"Food-grade" paraffin wax?

My wife recently acquired a recipe for Buckeyes Peanut Butter Balls that says to melt chocolate in a double boiler with 1/4 pound paraffin wax (for dipping). I googled, but only came up with more recipes; I’m curious about the following questions:

Is the wax necessary?
What does the wax do?
Is there a substitute?
Where does one buy food-grade wax?

Misc. Candy

Some more info

My mom made jelly once. She poured the hot jelly into Mason jars and poured melted paraffin on the surface to immediately seal it before airborne germs could drift in and spoil it. You can find parrafin on the same shelf as Mason jars in most grocery stores.

I’m pretty sure that’s no longer modern canning procedure, however. New canning guidelines came out from the FDA in 99, I think, and there’s no paraffin involved. If you heat process properly and get a good seal with your snap-lids, there’s no need for anything else. Assuming you followed the proper recipe for the acidity of the foods you’re canning, of course - non-acid foods require a pressure canner.

Thank you all. Due to the information provided, my wife found some in a nearby Meijer by the canning goods section; Wal-mart didn’t carry it. Otherwise, she probably would’ve paid much more at a specialty shop.

According to one of the links above, the wax’s purpose is to give the chocolate a “sheen”. Is the only reason to add it to enhance visual appeal?

My guess is that it is cheaper than other options such as making them of all chocolate. There was a candy maker on letterman once and she had a contraption that mixed the chocolate with air and gave it a glossy look and gave it a melt in your mouth texture. The contraption was expensive and she said hobbiest often chose to use parrifin instead, but that it would not taste as good, partially because it has a higher melting temperature than the cocoa butter.


This has more information, it is nto a matter of air it seems.
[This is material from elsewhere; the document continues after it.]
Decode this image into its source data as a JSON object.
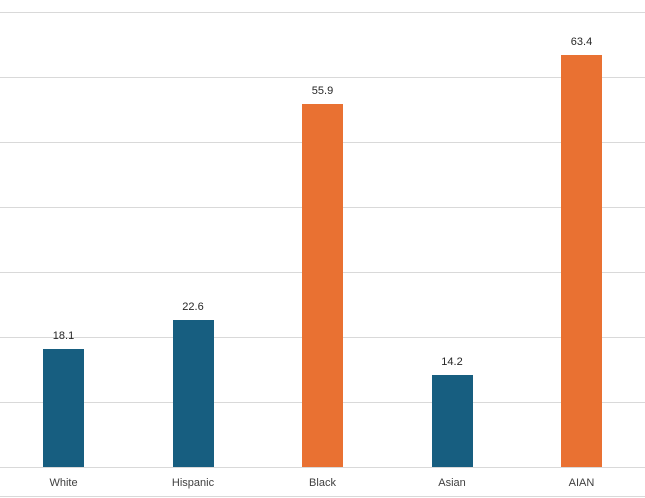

Regardless of that, I just got back from the grocery store, where I checked. My locally-owned grocer does indeed sell boxes of paraffin alongside other canning supplies, most likely because your average grandmother does it the way she always did, and doesn’t keep up with FDA guidelines too closely.

My mother used paraffin to seal her jars of homemade jams and jellies as recently as the late 1980s, when she was in her 40s (not a grandma yet). The nice thing about using paraffin is that you can then just top the jar with an ordinary screw-on lid. Of course, jam and jelly were the only things she topped with wax. Canned vegetables were always vacuum sealed - I remember listening for that distinctive “pop” that told us the jars were sealed.
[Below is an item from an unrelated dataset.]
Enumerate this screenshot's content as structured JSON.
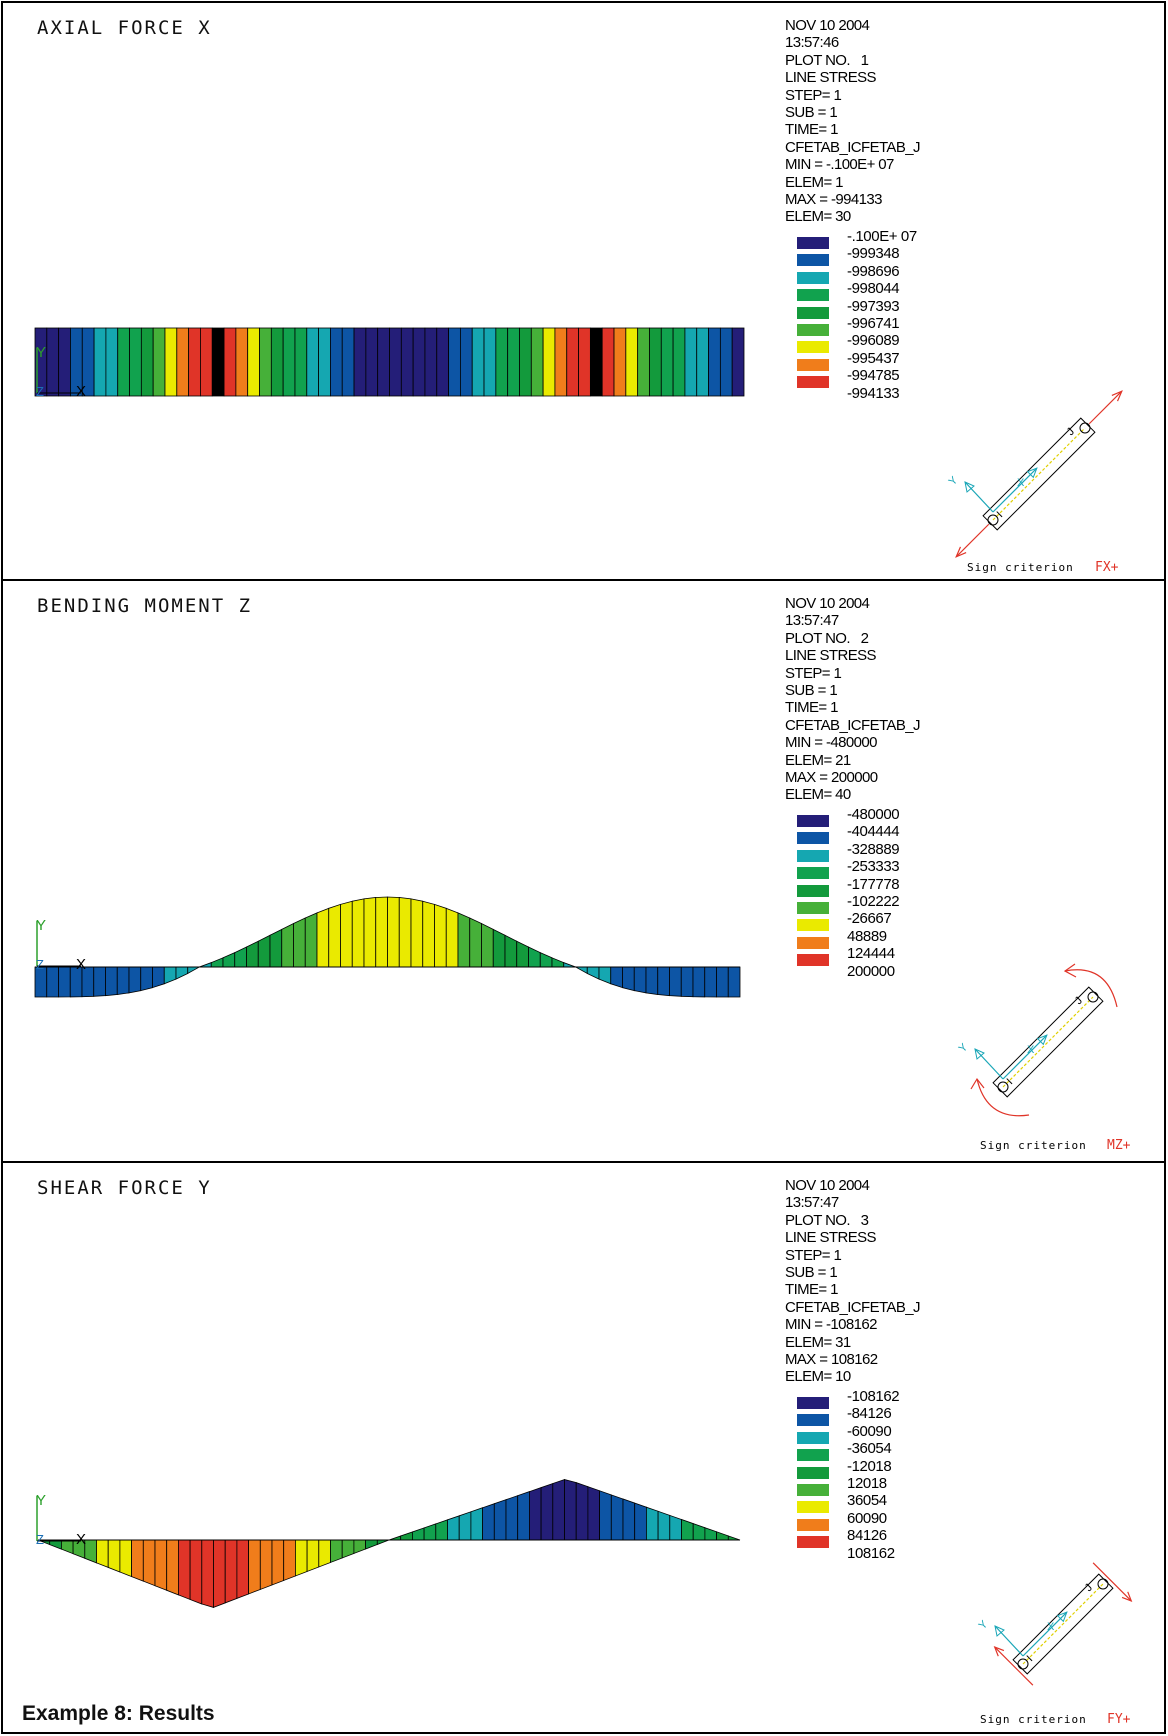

Lots of cheaper chocolates are cut with paraffin. You can taste it. Urgh. Sure, wax is cool if you’re six years old and eating wax lips, but anyone that recommends you mix wax with chocolate is a heathen. Use a high quality chocolate and forget the wax.

Trust me, there is a huge difference between high quality chocolate and the garbage sold in most supermarkets made by the large corporations whose names we all know. Splurge a little and try some real chocolate.
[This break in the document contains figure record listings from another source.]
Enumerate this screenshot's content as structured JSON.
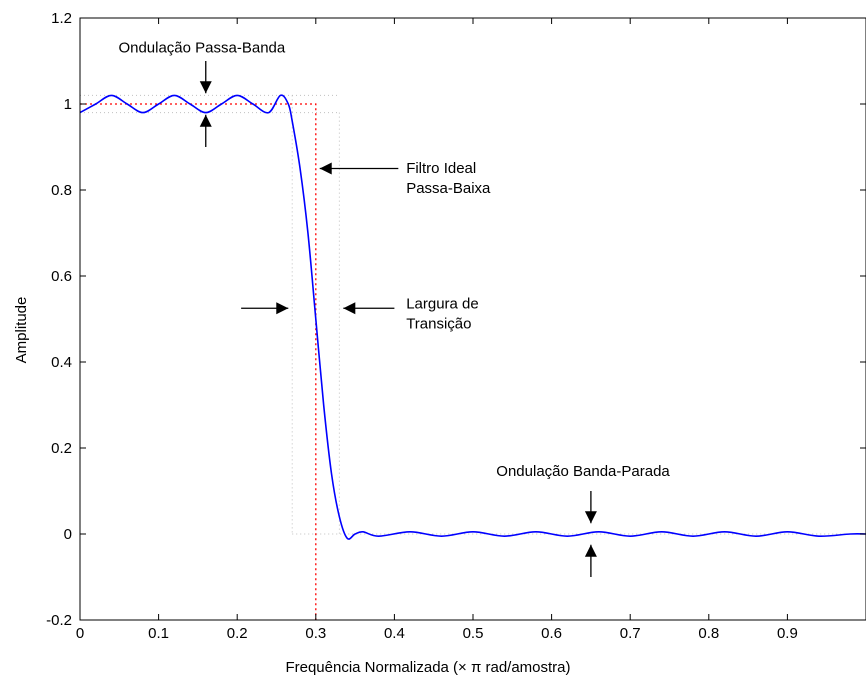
{
  "chart_data": {
    "type": "line",
    "title": "",
    "xlabel": "Frequência Normalizada (× π rad/amostra)",
    "ylabel": "Amplitude",
    "xlim": [
      0,
      1
    ],
    "ylim": [
      -0.2,
      1.2
    ],
    "x_ticks": [
      0,
      0.1,
      0.2,
      0.3,
      0.4,
      0.5,
      0.6,
      0.7,
      0.8,
      0.9
    ],
    "x_tick_labels": [
      "0",
      "0.1",
      "0.2",
      "0.3",
      "0.4",
      "0.5",
      "0.6",
      "0.7",
      "0.8",
      "0.9"
    ],
    "y_ticks": [
      -0.2,
      0,
      0.2,
      0.4,
      0.6,
      0.8,
      1,
      1.2
    ],
    "y_tick_labels": [
      "-0.2",
      "0",
      "0.2",
      "0.4",
      "0.6",
      "0.8",
      "1",
      "1.2"
    ],
    "grid": false,
    "colors": {
      "response": "#0000ff",
      "ideal": "#ff0000",
      "guides": "#c0c0c0",
      "axis": "#000000"
    },
    "series": [
      {
        "style": "solid",
        "x": [
          0,
          0.02,
          0.04,
          0.06,
          0.08,
          0.1,
          0.12,
          0.14,
          0.16,
          0.18,
          0.2,
          0.22,
          0.24,
          0.255,
          0.265,
          0.27,
          0.28,
          0.29,
          0.3,
          0.31,
          0.32,
          0.33,
          0.34,
          0.35,
          0.36,
          0.38,
          0.42,
          0.46,
          0.5,
          0.54,
          0.58,
          0.62,
          0.66,
          0.7,
          0.74,
          0.78,
          0.82,
          0.86,
          0.9,
          0.94,
          0.98,
          1.0
        ],
        "y": [
          0.98,
          1.0,
          1.02,
          1.0,
          0.98,
          1.0,
          1.02,
          1.0,
          0.98,
          1.0,
          1.02,
          1.0,
          0.98,
          1.02,
          1.0,
          0.96,
          0.85,
          0.7,
          0.5,
          0.3,
          0.14,
          0.04,
          -0.01,
          0.0,
          0.005,
          -0.005,
          0.005,
          -0.005,
          0.005,
          -0.005,
          0.005,
          -0.005,
          0.005,
          -0.005,
          0.005,
          -0.005,
          0.005,
          -0.005,
          0.005,
          -0.005,
          0.0,
          0.0
        ]
      },
      {
        "style": "dotted",
        "x": [
          0,
          0.3,
          0.3
        ],
        "y": [
          1,
          1,
          -0.2
        ]
      }
    ],
    "guide_lines": {
      "passband_upper": 1.02,
      "passband_lower": 0.98,
      "passband_edge": 0.27,
      "stopband_edge": 0.33,
      "stopband_level": 0
    },
    "annotations": [
      {
        "id": "passband-ripple",
        "lines": [
          "Ondulação Passa-Banda"
        ],
        "x": 0.155,
        "y": 1.12
      },
      {
        "id": "ideal-filter",
        "lines": [
          "Filtro Ideal",
          "Passa-Baixa"
        ],
        "x": 0.415,
        "y": 0.84
      },
      {
        "id": "transition-width",
        "lines": [
          "Largura de",
          "Transição"
        ],
        "x": 0.415,
        "y": 0.525
      },
      {
        "id": "stopband-ripple",
        "lines": [
          "Ondulação Banda-Parada"
        ],
        "x": 0.64,
        "y": 0.135
      }
    ]
  }
}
Scharffen Berger Chocolate

Felchlin Chocolate

[/chocoholic rant]

In addition to giving the chocolate a shiny sheen, paraffin will raise the melting temperature of the finished candies. You may want that in the summer, or if you keep your house unusually warm in the winter.

Some of the very best tasting chocolate truffles are made with part tropical oils that have a lower melting temperature than cocoa butter. This makes them melt deliciously the moment they get in your house, but these are very messy.

If your wife hasn’t made the recipe yet, may I suggest that she reduce the amount of wax she puts in? I have made what I suspect is the same recipe, and the wax was noticible as far as taste and ‘mouth feel’. I haven’t experimented to find what the best amount is, but less would almost definitely be better.

I would think for Buckeyes the reason you need the wax is so the chocolate is soft enough to not require a bite that would smoosh the entire candy (it’s chocolate covered peanut butter balls for those of you who don’t know) but the chocolate still has to be firm enough to hold it’s shape around the PB.

I’ve tried to make buckeyes just with my own recipe off the top of my head. I first tried with just melted chocolate bars but they made too hard of a shell. Chocolate cut with butter was too soft. I kept thinking I probably needed Crisco for some reason but now I think parafin would do it.

Mmmm… wax lips… parrafin with a slight, yet oddly addictive, flavor… <drool>

The wax helps the chocolate to set. If you only used the chocolate, it wouldn’t harden around the food you dipped into it. That, and it would melt in anything over 65 degree temps.

You can always experiment, but I highly recommend reducing the amount of wax, as well. It only takes a little bit to a cup of chocolate (think 2 scraped up tablespoons to a cup of melted chocolate) to do the job, unless you plan on keeping your Buckeyes under a heat lamp.

I do recommend using the wax, though. It also lengthens the shelf life of dipped candies.

I do not find the name “Felchlin Chocolate” appetizing. In fact, I find it terrifying down to the core of my being. :eek:

Come on! “Splurge a little!”

Yeah, choice of wording and nomenclature leaves something not to be desired.